Okay, so the damage has been done to your 401(k). Now what? First of all, get some advice. Talk to a financial planner about the right asset allocation for your age, income, wealth, goals and tolerance for risk.
See whether the administrator of your firm's 401(k) plan has some online advice or will send a planner to your office to help educate you and your fellow employees. Read up on your own. There's sound advice at Web sites such as ours, Kiplinger.com, and many others.
Don't sell low
What about the paper losses you've already incurred in your 401(k) or IRA? Don't dump high-quality stocks and well-managed mutual funds that have been hammered (see Should You Dump Your Fund?). From today's depressed levels, stocks and REITs offer stronger appreciation potential over the next few years than bonds and cash.
Most important, don't stop funding your retirement accounts. Keep making as big a monthly contribution as you can afford, to get the maximum employer match. Put the new money into an appropriate mix of assets. Then keep a cool head and be patient.
Columnist Knight Kiplinger is editor in chief of Kiplinger's Personal Finance magazine and of The Kiplinger Letter and Kiplinger.com.
POSTED BY: Raj (February 04, 2009 02:47 PM)
Lousy article - deserves only 2 stars!
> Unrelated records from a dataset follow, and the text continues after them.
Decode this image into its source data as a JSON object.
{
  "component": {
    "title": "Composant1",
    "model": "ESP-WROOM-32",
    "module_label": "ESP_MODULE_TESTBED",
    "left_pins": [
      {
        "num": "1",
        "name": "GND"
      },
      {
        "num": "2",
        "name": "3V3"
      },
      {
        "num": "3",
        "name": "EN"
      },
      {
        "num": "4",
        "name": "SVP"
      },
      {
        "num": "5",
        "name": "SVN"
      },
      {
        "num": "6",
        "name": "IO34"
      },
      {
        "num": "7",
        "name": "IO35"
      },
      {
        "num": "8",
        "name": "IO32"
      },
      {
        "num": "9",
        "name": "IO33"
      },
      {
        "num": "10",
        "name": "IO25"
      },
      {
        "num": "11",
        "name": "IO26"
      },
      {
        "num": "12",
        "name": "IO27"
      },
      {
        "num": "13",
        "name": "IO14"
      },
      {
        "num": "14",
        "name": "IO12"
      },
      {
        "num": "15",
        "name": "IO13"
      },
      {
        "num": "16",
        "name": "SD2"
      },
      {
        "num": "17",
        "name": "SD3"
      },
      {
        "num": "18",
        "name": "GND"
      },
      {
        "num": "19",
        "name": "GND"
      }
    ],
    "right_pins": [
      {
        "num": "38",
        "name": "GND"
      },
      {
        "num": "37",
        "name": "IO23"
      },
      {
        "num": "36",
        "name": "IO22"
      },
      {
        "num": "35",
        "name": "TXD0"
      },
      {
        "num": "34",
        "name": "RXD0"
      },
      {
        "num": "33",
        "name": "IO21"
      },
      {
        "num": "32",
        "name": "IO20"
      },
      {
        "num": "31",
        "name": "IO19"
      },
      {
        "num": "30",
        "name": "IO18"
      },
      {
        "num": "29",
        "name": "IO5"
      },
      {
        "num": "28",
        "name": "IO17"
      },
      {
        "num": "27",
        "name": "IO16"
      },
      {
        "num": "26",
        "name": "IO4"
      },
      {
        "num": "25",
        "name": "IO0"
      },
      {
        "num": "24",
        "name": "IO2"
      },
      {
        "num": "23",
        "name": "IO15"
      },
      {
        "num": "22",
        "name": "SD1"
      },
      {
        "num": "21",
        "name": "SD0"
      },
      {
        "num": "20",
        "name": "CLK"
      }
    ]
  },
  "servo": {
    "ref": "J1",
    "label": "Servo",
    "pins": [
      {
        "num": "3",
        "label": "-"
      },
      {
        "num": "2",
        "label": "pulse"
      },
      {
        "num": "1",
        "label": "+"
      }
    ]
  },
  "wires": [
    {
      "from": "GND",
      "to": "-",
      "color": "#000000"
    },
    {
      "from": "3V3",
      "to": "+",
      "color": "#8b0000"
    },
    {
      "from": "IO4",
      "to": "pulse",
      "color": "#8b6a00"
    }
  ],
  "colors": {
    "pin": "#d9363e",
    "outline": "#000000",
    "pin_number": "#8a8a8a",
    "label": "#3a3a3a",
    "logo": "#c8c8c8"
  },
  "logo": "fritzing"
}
This guy dedicated a full-page in giving no real advice and rather redirected you to a financial planner. One paragraph referring to John Bogle’s wisdom is all you need if it appeals to you but personally it’s too conservative of an allocation for me. What if you start investing at 25, you allocate only 75% to stocks when you have ~40 years to retire. However, the formula seems reasonable as you approach retirement age.
POSTED BY: GFH (February 09, 2009 11:52 PM)
Unless you have over 20-25 years before retirement, you are toast-401K wise. Big sarcastic THANKS! to all the financial advisers that sold us stocks the last ten years.
POSTED BY: Brian (March 07, 2009 06:13 PM)
Wrong! These financial planner dogs are depending on the bones we throw them. So of course they advocate we keep shelling out more dollars to get the company match. So now I can continue to lose 35 to 40% and my employer can lose also! If we all stopped investing, the planners with their manicured nails would have to find real jobs. I'd rather listen to the Japanese saying..." If you've dug yourself into a hole.....stop digging."